Only 22 (SSH), 80 (HTTP) and 443 (HTTPS), with everything else denied inbound by default. Databases, Redis, memcached and your Node or application port must stay bound to 127.0.0.1. If you need remote database access, tunnel it over SSH instead of opening 3306 or 5432 to the internet.
Should I disable root SSH login?
Yes. Set PermitRootLogin no in /etc/ssh/sshd_config and log in as a non-root user with sudo. Root is the one username every bot already knows, so leaving it enabled gives attackers half the credential for free. Sudo also gives you an audit trail of who ran what, which root does not.

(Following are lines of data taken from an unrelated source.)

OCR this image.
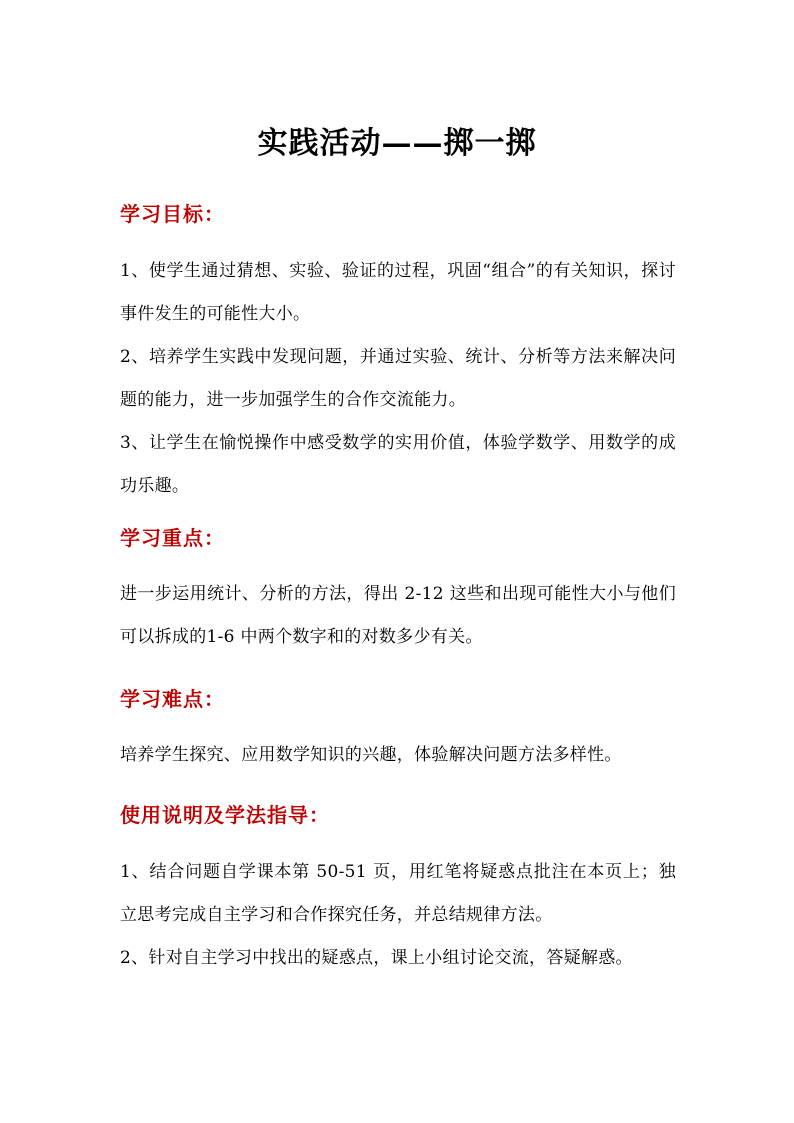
实践活动——掷一掷
学习目标：

1、使学生通过猜想、实验、验证的过程，巩固“组合”的有关知识，探讨事件发生的可能性大小。

2、培养学生实践中发现问题，并通过实验、统计、分析等方法来解决问题的能力，进一步加强学生的合作交流能力。

3、让学生在愉悦操作中感受数学的实用价值，体验学数学、用数学的成功乐趣。

学习重点：

进一步运用统计、分析的方法，得出 2-12 这些和出现可能性大小与他们可以拆成的1-6 中两个数字和的对数多少有关。

学习难点：

培养学生探究、应用数学知识的兴趣，体验解决问题方法多样性。

使用说明及学法指导：

1、结合问题自学课本第 50-51 页，用红笔将疑惑点批注在本页上；独立思考完成自主学习和合作探究任务，并总结规律方法。

2、针对自主学习中找出的疑惑点，课上小组讨论交流，答疑解惑。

How often should I patch a production server?
Security patches should install automatically every night via unattended-upgrades. Kernel and libc updates need a reboot, so schedule a monthly reboot window, or reboot sooner when /var/run/reboot-required appears after a high severity CVE. Anything you defer indefinitely turns into the vulnerability that gets you.
Do I still need fail2ban if password authentication is disabled?
It is optional for SSH, since key only auth already blocks brute force, but it is still useful. Fail2ban keeps your auth logs readable by banning noisy scanners, and its Nginx jails protect application level logins, admin panels and API endpoints from credential stuffing and request floods, which key based SSH does nothing about.